Vegetable Packer

Daria had to fight to find a recruiter that would give her the opportunity to work in the United States. Recruiters charged money for the opportunity to work, so Daria had to take out loans. She landed an agricultural position, but soon found that opportunities for men and women were not equal at her worksite; while men were sent to harvesting jobs with H-2A visas, women like Daria were given H-2B visas and were assigned to sorting vegetables.

Immediately, Daria found that her work, and pay, did not meet expectations. Earning 10% less per hour than promised, Daria and her female colleagues also only worked three to five hours per week – a far cry from the forty hour workweek described. When work was scarce, Daria watched as the company supervisor would come by and pick up the men for work, leaving the women behind to clean their dormitories. She described the supervisor as a crass and intimidating man, who would yell at the women for being slow. The company took her passport from her, retaining it until the end of the season.

Daria’s worksite was so remote that she and her colleagues had no choice but to live in company-provided farmworker housing, for which they paid monthly rent. The dormitories were poorly equipped for mixed-gender living. To reach the bathrooms, for example, Daria and the other women would have to walk through the men’s dormitories. The bathroom itself, shared by both men and women, was a common room of stalls, with only a door to the outside. This experience made Daria excruciatingly uncomfortable, especially when some of the men had been drinking.

Far from town, and with no telephone, Daria and her female co-workers had little communication with their families or with the outside world.

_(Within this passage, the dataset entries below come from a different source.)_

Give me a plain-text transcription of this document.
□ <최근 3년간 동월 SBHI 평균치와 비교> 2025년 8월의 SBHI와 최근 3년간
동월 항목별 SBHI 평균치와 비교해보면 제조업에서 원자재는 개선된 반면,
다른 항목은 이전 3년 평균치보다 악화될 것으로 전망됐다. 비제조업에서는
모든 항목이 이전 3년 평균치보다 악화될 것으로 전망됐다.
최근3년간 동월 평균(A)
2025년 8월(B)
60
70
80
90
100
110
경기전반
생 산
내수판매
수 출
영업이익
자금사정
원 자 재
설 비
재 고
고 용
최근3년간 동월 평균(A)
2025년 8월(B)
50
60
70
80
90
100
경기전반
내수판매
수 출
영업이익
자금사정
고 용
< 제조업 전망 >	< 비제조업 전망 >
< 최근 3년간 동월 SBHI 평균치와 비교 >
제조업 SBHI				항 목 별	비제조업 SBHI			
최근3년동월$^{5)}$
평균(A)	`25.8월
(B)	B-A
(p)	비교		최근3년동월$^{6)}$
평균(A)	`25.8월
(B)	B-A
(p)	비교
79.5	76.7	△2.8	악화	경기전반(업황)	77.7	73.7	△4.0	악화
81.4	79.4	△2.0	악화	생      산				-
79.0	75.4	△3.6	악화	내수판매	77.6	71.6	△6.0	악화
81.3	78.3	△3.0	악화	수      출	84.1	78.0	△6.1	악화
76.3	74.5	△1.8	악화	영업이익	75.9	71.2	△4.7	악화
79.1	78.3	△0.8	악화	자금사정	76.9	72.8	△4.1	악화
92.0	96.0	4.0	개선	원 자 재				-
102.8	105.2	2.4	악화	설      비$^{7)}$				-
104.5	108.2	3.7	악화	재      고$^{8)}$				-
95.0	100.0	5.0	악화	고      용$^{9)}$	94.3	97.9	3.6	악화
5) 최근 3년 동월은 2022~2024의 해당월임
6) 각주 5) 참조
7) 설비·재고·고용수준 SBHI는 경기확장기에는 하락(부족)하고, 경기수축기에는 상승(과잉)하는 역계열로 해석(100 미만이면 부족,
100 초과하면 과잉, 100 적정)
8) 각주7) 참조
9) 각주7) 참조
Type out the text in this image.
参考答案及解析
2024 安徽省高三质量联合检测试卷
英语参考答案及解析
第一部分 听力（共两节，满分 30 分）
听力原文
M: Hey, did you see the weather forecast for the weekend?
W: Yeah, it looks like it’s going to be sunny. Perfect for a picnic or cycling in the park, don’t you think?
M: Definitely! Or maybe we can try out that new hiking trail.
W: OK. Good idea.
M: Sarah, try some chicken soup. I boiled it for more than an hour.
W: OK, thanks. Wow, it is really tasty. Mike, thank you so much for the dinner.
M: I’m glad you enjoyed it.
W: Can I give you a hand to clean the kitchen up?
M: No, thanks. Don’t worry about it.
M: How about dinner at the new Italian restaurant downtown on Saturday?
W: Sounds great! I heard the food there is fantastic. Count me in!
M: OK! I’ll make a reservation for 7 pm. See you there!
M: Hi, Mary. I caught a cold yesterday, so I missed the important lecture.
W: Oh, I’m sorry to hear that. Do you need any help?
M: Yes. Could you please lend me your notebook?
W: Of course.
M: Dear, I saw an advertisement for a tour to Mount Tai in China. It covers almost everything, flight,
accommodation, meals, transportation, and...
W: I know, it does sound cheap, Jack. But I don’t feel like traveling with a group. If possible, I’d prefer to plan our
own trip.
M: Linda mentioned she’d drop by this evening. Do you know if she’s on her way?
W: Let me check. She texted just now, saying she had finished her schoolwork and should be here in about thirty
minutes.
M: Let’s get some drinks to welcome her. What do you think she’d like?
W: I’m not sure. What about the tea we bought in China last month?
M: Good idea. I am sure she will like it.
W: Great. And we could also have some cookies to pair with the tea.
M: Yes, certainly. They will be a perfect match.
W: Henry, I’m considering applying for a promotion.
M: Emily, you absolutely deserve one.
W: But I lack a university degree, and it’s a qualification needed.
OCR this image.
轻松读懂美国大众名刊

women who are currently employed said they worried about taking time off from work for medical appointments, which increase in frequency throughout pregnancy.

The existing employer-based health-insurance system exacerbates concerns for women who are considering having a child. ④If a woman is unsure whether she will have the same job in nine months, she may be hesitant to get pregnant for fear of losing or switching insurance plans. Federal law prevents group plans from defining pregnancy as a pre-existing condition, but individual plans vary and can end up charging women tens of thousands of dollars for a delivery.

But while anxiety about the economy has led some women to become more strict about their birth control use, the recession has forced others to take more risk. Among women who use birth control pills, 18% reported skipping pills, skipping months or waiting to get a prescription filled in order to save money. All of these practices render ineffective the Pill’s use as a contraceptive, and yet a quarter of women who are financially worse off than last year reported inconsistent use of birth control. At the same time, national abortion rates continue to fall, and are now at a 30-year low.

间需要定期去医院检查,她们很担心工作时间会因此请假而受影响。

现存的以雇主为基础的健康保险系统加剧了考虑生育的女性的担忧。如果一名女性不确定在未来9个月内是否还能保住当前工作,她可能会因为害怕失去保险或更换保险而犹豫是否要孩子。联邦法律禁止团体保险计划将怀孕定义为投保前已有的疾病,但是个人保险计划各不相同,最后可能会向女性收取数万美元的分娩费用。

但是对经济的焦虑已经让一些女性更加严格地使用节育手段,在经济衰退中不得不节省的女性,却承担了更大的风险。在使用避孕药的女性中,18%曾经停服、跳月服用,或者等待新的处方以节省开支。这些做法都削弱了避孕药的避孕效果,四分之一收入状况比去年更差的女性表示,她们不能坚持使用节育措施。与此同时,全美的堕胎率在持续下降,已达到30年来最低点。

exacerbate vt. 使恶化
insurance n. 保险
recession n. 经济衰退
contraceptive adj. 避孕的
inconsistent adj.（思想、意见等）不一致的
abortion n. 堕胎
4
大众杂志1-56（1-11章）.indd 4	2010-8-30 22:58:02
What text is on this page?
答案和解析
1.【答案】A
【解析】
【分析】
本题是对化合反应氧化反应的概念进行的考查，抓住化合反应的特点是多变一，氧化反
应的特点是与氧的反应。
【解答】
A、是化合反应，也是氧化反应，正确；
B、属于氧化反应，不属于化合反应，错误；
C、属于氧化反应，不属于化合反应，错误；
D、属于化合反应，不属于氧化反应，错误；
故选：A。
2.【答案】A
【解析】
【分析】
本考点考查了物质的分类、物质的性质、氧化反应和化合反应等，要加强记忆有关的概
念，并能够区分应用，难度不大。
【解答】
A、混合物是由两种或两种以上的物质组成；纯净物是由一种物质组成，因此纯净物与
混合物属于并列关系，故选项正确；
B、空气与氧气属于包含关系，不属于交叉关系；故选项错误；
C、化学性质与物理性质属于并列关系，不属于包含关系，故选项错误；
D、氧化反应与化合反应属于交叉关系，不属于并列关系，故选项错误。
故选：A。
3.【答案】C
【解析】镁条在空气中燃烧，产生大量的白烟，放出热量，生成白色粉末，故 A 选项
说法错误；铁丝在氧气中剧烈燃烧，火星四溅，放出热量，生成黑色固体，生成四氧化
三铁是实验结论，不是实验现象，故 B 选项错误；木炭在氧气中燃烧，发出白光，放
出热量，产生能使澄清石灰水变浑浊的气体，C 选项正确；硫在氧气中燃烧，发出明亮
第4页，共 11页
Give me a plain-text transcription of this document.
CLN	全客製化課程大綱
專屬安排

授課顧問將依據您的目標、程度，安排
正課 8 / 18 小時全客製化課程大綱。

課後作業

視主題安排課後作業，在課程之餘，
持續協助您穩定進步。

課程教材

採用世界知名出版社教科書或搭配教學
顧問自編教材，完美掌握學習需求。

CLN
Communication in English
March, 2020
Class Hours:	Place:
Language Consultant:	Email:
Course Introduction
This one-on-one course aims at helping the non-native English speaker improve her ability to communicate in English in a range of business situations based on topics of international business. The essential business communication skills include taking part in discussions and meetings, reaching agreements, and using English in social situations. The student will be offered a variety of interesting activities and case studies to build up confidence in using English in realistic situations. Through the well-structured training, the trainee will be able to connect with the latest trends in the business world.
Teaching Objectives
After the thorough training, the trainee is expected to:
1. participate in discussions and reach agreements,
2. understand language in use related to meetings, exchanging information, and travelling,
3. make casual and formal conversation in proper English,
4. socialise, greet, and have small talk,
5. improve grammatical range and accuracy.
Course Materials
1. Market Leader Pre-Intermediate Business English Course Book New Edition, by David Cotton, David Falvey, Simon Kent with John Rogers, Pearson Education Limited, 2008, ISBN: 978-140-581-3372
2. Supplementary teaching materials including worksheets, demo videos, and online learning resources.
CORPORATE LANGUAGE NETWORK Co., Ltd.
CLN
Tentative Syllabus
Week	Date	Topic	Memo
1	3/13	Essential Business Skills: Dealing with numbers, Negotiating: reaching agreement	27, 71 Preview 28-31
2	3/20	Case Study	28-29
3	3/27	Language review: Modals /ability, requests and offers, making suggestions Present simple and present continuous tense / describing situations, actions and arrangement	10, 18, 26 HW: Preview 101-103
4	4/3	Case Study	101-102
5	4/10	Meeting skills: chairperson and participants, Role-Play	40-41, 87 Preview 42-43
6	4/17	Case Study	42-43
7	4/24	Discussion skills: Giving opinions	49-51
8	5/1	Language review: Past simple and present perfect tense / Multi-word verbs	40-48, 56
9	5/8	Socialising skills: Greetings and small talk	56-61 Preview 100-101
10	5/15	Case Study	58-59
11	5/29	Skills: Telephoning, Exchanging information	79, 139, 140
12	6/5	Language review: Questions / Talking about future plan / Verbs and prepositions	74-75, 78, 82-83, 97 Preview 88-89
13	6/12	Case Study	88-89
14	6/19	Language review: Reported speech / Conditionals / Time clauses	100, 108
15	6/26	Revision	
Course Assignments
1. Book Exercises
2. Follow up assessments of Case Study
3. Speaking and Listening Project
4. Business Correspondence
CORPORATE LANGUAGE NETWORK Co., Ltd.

They were always waiting for work. The stress and isolation finally took its toll, and one day, Daria collapsed, unconscious. At the hospital, she was diagnosed with deep emotional distress. Eventually, she found strength in a church group, whose members prayed with her and gave her encouragement.

“It was a pigsty. There was no door. I cried a lot because everything was terrible – I had to sleep on the floor and I suffered backaches and couldn’t sleep. The floor was very dirty. Those who had worked there longer were better off because they managed to buy mattresses.”